Pj: Aaron Hayes.
-Relato corto.-
No siempre tuve miedo al agua.
Son las cuatro de las mañana, y aún no he podido dormir. La hora de los espíritus pasó hace sesenta minutos exactos y tú aún sigues aquí.
Te hablo cada noche, esperando que estés bien. Mi querida Ana, te envolvieron las burbujas y te tragó la oscuridad.
La pelirroja, acunada contra su pecho, abrió el par de esmeraldas. Él no sabía cómo, pero estaba seguro que lo había escuchado. ¿Sería por eso que siempre se dormía escuchando su corazón?
La chica se incorporó levemente para poderlo ver a los ojos y le sonrió. Era esa sonrisa que le recordaba las cosas buenas de la vida, los detalles del mundo. Aaron le sonrió un poco, y acarició los mechones de fuego, hablando entre susurros aunque en ese momento, estaban sólo los dos en el dormitorio del universitario, en lo alto del edificio.
—¿Te desperté, luciernaguita?
Ella negó y le acarició la mejilla. Estaba algo rasposa, tendría que afeitarse en la mañana.
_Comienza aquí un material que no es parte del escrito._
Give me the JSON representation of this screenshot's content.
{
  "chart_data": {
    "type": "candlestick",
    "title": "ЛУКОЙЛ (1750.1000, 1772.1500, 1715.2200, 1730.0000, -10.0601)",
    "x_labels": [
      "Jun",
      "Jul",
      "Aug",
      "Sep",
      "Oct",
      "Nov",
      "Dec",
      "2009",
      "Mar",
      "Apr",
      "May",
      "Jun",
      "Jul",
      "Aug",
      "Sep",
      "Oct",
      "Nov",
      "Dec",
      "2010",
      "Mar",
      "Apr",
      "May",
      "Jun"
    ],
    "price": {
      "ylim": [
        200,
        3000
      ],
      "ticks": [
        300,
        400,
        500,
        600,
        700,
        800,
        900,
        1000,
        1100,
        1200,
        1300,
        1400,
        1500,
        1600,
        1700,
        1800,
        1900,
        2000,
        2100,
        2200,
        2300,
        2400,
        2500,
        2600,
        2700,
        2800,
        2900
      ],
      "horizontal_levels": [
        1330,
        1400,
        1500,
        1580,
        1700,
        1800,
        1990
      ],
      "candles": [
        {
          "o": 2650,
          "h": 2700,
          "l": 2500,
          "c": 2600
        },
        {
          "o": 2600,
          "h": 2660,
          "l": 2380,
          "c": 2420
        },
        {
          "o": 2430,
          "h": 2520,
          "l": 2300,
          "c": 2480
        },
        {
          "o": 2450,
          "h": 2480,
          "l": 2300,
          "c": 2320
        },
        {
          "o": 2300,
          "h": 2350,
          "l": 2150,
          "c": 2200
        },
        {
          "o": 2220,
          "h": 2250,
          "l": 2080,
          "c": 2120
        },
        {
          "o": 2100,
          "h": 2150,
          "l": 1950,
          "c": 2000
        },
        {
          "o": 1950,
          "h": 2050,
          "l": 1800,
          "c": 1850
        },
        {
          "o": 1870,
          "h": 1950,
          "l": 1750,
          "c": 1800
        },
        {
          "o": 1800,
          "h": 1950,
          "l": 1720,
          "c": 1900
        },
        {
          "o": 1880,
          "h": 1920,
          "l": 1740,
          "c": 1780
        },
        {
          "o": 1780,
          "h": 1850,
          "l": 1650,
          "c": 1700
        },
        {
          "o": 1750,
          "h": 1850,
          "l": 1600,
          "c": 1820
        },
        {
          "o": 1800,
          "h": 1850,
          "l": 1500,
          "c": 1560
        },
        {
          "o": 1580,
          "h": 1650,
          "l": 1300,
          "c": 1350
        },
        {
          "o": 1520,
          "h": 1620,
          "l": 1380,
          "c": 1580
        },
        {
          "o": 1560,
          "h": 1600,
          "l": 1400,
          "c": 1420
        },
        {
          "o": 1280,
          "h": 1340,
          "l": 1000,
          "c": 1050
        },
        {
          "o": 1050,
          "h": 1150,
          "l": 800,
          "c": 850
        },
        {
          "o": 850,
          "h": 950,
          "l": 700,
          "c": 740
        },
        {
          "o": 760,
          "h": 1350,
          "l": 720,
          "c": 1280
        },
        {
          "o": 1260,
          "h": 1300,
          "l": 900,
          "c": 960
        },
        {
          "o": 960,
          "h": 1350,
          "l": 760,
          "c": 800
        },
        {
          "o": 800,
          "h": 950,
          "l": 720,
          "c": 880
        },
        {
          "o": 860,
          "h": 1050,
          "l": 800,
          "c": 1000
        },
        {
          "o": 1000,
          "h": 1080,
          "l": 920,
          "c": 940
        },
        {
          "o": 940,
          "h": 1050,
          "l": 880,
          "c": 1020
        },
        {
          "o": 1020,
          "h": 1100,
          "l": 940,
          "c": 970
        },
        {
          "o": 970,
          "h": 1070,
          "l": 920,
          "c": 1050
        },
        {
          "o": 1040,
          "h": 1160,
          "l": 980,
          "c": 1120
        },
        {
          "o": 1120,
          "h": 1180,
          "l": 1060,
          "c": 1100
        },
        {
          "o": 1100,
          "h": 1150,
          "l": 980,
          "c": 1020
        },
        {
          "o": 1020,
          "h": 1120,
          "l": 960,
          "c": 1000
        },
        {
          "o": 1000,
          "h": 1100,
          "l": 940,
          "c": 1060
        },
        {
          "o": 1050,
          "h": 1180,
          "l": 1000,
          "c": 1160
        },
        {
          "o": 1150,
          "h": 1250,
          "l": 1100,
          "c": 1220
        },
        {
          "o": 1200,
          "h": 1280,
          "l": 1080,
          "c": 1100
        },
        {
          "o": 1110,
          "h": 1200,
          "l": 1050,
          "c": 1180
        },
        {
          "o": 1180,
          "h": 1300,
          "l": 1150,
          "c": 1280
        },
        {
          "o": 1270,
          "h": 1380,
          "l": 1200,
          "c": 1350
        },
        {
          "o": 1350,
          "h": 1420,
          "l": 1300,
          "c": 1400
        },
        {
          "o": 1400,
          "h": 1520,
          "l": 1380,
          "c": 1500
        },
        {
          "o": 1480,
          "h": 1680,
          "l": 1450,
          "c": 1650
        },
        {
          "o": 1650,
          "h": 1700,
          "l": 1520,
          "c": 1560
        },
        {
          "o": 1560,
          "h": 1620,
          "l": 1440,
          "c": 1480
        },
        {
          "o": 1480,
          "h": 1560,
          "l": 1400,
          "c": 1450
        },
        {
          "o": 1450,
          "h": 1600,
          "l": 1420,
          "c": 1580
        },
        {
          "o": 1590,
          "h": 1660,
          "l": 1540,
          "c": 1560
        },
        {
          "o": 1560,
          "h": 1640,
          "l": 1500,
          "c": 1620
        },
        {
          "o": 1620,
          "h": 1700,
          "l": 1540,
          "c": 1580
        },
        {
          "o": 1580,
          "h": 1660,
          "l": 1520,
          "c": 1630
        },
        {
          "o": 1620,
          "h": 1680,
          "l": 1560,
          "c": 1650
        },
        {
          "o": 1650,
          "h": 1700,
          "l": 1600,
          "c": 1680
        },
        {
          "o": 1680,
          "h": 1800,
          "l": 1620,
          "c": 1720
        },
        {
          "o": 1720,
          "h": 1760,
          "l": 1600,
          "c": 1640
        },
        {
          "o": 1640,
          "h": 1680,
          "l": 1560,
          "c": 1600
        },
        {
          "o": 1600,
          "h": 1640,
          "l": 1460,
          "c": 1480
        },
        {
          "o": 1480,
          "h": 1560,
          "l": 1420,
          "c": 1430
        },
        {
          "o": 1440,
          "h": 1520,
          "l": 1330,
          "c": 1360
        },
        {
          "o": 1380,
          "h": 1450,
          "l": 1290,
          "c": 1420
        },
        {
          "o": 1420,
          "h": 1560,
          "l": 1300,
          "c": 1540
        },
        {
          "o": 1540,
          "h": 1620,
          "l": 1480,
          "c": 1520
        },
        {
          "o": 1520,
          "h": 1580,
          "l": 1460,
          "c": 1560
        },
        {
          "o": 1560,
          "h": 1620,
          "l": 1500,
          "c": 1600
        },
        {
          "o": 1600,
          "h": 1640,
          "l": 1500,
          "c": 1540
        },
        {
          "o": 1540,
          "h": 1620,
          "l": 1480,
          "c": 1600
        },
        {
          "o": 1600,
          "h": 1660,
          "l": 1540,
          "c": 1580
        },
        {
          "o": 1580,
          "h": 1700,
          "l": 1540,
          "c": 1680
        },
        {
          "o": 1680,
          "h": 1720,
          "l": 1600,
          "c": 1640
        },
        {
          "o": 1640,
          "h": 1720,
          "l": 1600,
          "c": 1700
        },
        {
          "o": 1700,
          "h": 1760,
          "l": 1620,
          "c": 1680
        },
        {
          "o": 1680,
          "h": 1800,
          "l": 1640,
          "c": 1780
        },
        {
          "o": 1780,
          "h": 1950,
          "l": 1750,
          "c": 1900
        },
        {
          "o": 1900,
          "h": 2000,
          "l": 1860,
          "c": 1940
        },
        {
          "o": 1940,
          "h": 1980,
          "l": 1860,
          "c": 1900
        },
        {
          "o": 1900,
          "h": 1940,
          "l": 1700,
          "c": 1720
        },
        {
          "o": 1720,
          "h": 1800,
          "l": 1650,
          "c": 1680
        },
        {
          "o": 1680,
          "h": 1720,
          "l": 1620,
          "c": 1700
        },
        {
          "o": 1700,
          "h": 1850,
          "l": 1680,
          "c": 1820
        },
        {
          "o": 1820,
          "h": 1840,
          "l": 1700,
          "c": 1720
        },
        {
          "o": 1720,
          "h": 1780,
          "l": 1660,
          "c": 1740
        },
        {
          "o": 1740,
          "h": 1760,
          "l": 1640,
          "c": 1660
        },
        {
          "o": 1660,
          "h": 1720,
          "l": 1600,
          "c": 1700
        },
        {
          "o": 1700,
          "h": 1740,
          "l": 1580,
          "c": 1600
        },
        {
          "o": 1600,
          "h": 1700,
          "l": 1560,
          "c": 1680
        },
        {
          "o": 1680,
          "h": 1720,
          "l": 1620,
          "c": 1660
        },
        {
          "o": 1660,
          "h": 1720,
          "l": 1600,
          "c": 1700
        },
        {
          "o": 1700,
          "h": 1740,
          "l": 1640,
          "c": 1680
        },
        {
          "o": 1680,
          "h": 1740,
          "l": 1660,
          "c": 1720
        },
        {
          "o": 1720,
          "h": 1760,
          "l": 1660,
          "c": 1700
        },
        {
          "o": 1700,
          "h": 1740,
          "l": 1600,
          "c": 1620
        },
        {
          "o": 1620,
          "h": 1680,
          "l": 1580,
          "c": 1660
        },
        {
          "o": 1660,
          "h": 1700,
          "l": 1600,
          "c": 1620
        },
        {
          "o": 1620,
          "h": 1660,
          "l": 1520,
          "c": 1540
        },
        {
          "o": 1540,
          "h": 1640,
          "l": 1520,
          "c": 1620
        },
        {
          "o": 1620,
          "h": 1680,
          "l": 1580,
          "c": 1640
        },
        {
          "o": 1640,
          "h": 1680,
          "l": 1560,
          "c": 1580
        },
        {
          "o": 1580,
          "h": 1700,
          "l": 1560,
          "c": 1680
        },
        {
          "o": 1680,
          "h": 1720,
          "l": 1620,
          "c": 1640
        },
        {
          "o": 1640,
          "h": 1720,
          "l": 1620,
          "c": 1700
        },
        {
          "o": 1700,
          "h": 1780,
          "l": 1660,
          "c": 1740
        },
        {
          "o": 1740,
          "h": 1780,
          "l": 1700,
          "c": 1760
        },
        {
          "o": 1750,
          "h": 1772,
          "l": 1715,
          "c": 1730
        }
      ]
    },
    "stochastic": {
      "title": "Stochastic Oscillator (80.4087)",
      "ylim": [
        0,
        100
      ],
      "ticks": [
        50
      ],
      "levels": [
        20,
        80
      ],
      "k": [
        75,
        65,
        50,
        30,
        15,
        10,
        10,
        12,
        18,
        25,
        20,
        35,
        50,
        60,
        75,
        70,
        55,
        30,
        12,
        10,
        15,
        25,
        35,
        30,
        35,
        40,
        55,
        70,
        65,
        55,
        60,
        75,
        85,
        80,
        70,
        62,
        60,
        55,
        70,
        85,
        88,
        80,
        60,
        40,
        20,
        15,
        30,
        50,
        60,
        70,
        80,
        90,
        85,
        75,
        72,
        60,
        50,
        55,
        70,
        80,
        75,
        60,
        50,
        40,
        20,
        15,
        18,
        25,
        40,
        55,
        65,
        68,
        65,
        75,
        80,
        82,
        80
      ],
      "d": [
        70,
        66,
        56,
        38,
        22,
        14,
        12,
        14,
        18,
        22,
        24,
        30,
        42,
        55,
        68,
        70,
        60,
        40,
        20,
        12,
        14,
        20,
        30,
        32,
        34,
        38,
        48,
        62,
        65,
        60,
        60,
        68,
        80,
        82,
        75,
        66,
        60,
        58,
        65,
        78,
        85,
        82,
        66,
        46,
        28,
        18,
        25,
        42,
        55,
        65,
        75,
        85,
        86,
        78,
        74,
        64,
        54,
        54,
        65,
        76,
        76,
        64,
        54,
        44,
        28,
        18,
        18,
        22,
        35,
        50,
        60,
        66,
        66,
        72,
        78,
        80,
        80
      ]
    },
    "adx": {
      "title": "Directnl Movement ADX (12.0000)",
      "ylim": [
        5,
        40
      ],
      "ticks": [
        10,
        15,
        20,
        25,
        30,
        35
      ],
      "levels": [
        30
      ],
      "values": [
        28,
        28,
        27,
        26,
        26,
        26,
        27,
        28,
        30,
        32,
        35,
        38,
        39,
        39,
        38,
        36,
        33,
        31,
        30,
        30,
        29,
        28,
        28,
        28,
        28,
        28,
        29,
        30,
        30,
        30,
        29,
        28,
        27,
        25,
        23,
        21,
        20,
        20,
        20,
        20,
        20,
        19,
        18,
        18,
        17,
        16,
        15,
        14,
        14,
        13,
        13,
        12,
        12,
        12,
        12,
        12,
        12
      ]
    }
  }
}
—Ella está bien —le dijo con dulzura impregnada en su voz— ella te escucha, cada noche, y te ama.
—Todavía no me perdono —prosiguió el rubio, con la mirada cargada de amargura.
Sus manos buscaron la espalda de Natara, tratando de calmarse. Por dentro estaba hecho un manojo de nervios, aunque por fuera a duras penas alterara su gesto.
Ella lo dejó inspeccionar sus cicatrices, sin miedo, mientras le buscaba los ojos. Un estremecimiento se deslizó como una serpiente por su columna, siempre tenía las manos frías.
—Pero ella nunca te inculpó. Eras un niño con padres negligentes. No tienes la culpa —dijo, inclinándose para besar su frente.
Ella siempre era tan cálida, tan suave... le llegó su característico aroma, desprendido de su pecho. Ese dulzor sutil que le gustaba tanto, muy tibio y humano, frágil, inocente y travieso.
—No tienes la culpa —repitió, con tanta convicción en ese par de ojos verdes que hasta él se lo creyó. Al menos por esa noche.
—Siempre haces eso —le sonrió con un dejo divertido, sabiendo que lo había manipulado.
Ella rió, con su risa de campanillas.
La rodeó con sus brazos pegándola a él bajo las sábanas, y siendo ese el último sonido en su mente, se pudo dormir.